Koordinator Aliansi Lembaga Analisis Kebijakan dan Anggaran yang terdiri dari Lembaga Kaki Publik dan Lembaga CBA, Adri Zulpianto, menilai bahwa menjanjikan guru dengan gaji Rp 20 juta per bulan mungkin bukan sesuatu yang sulit untuk direalisasikan. Mengingat APBN pada tahun 2017 saja mencapai Rp 1.750,3 triliun. Sehingga, dengan melihat besaran APBN tersebut, bukan hal yang mustahil bagi pemimpin Negara yang terpilih nanti untuk menggaji guru sebesar Rp 20 juta per bulan.
“Pada tahun 2018, jumlah guru di Indonesia mencapai sekitar 3,2 juta guru yang sudah termasuk di dalamnya guru honorer K2 yang berjumlah 1,53 juta guru. Jika masing-masing guru mendapatkan gaji sebesar Rp 20 juta per bulan, maka anggaran Negara yang digunakan untuk menggaji guru mencapai sekitar Rp 64 triliun per bulan. Maka, setiap tahunnya Negara akan menghabiskan anggaran sebesar Rp 768 triliun hanya untuk menggaji guru. Maka dari itu, 90% lebih APBN hanya digunakan untuk menggaji guru, dengan catatan, seluruh guru akan mendapatkan gaji sebesar Rp 20 juta per bulan,” papar Adri.

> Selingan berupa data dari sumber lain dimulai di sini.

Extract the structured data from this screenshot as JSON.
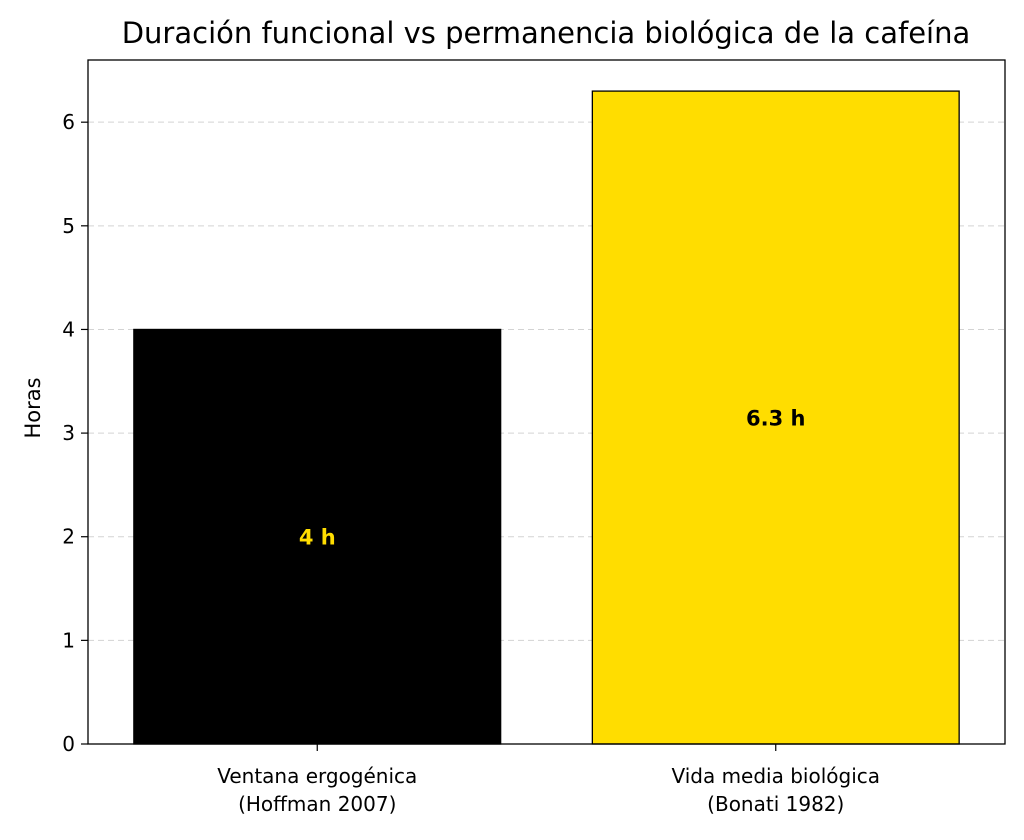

Namun, menurut Adri, yang perlu untuk diketahui adalah, segala upaya untuk meningkatkan kesejahteraan dan mutu guru sudah dilaksanakan pada zaman kepemimpinan SBY. Di mana guru dipaksa untuk menjalankan banyak aplikasi yang disediakan pemerintah, hingga system online yang digunakan untuk menjamin kualitas guru. Tapi nyatanya, permasalahan kesejahteraan guru tidak kunjung tuntas, terutama permasalahan guru honorer. Bahkan yang dirugikan adalah siswa sekolah, karena menjadi terbengkalai disebabkan repotnya guru mengurusi semua aplikasi yang disediakan pemerintah.
Adri menilai, permasalahan yang sering terjadi dalam kesejahteraan guru bukanlah persoalan besaran gaji yang diterima, melainkan ketimpangan kesejahteraan antara guru honorer dengan guru PNS. Sedangkan pekerjaan yang diemban oleh masing-masing guru adalah sama.
“Lebih jelas lagi, persoalan guru adalah masa mengajar. Ada guru yang telah lama mengajar, tetapi tidak pernah diangkat menjadi PNS hanya karena guru tersebut tidak memiliki kemampuan untuk menyelesaikan study S1. Ada pula guru honorer yang sudah menyelesaikan study S1, tapi tidak kunjung diangkat menjadi guru PNS hanya karena sering terjadi jual-beli jabatan yang tidak dapat terdeteksi oleh pihak berwenang,” jelas Adri.
Maka dari itu, Adri mengungkapkan, janji capres untuk menggaji guru demi kesejahteraan guru jangan dilihat dari besaran nominal yang diberikan, tapi asas keadilan bagi semua guru yang ada. Sehingga, janji gaji Rp 20 juta per bulan untuk guru tidak hanya menjadi pencitraan politik, tapi juga bicara tentang permasalahan guru secara menyeluruh.
“Jika gaji guru-guru dinaikkan menjadi Rp 20 juta per bulan, maka kita akan mengalami fase kemunduran. Di mana guru akan lebih disibukkan dengan menaikkan gradenya sebagai guru dengan banyaknya aplikasi mutu guru, ketimbang meningkatkan pendidikan, potensi dan kompetensi siswa di sekolah serta kebutuhan operasional sekolah. Karena anggaran Negara yang ada habis digunakan hanya untuk menggaji guru dengan hasil anak didik yang tidak terurus,” pungkas Adri.